In the book “Steve Jobs” by Walter Isaakson the author talks about how getting fired from Apple turned out to be good for Steve. “The heaviness of being successful was replaced by the lightness of being a beginner again.” Being a beginner is about risk-taking, about not knowing that you “can’t do” something. It is about exploring. It is about breaking free from the comforting blindness of habit.
Diebenkorn was creating a lithograph using a stone plate. When he pulled the print out of the press he discovered that the force of the press had cracked the plate and printed the crack through the image. As I have heard it when he saw the final print Diebenkorn loved the image and suddenly realized that to embrace the element of chance in one’s artwork could bring the piece and the artist into wholly new territory.
I love the element of chance in my artwork which is partly why I love the “poured paint” technique. Using this technique I never have total control over the image and have to quickly work with where chance is taking it and me. I have heard it said by established artists that if every piece that you produce is “just right” then you are not pushing yourself, that you are no longer creating art by exploring what you don’t know.
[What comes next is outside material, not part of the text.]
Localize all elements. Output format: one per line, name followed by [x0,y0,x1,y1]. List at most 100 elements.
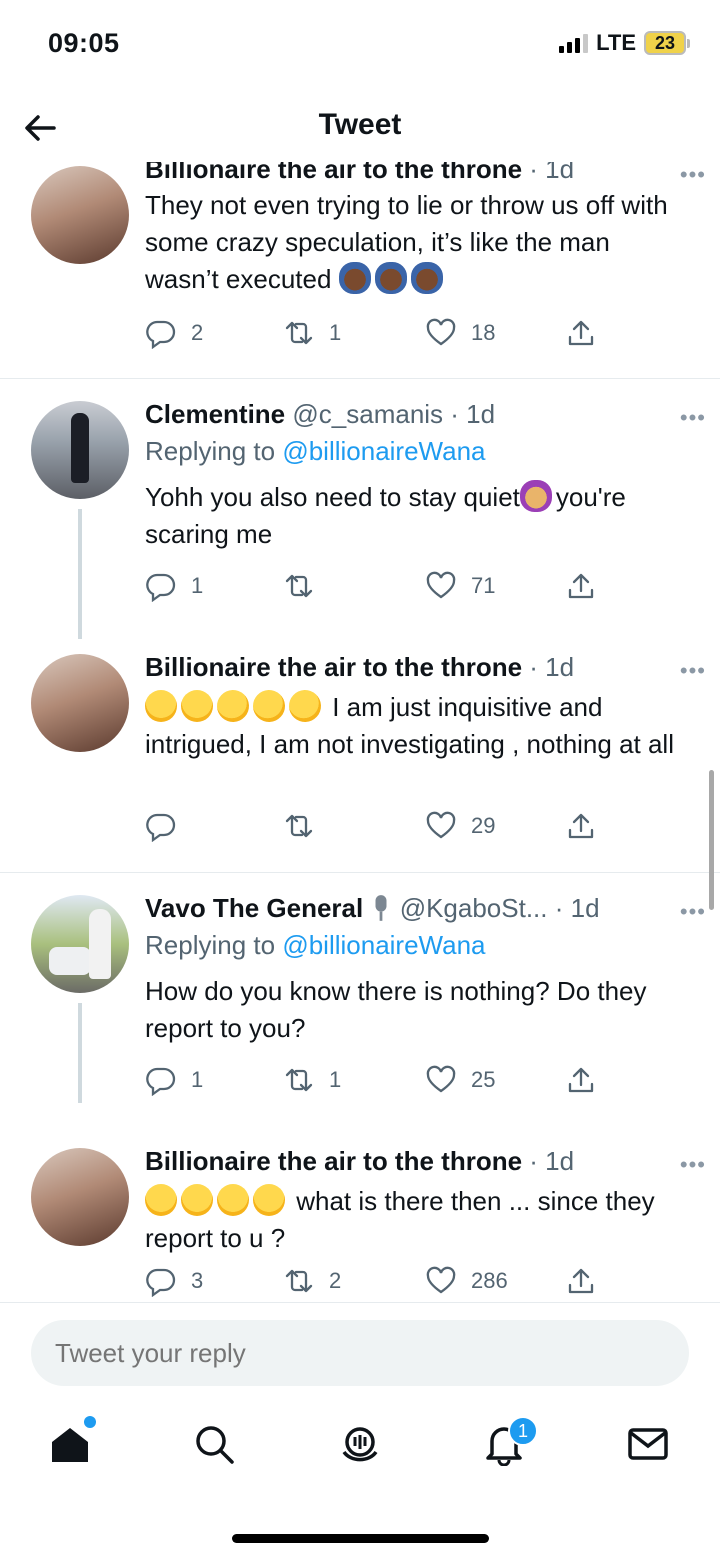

This is as true of our interior life as it is of artwork.
Growth… whether physical, emotional, psychological, spiritual, or artistic… requires the stretching of boundaries. It requires generating a willingness to go into my unknown. It requires the willingness to risk, to leave off being safe. When we think that we know how it all works then we stop learning. When we stop learning then we stop growing. When we stop growing, we start dying.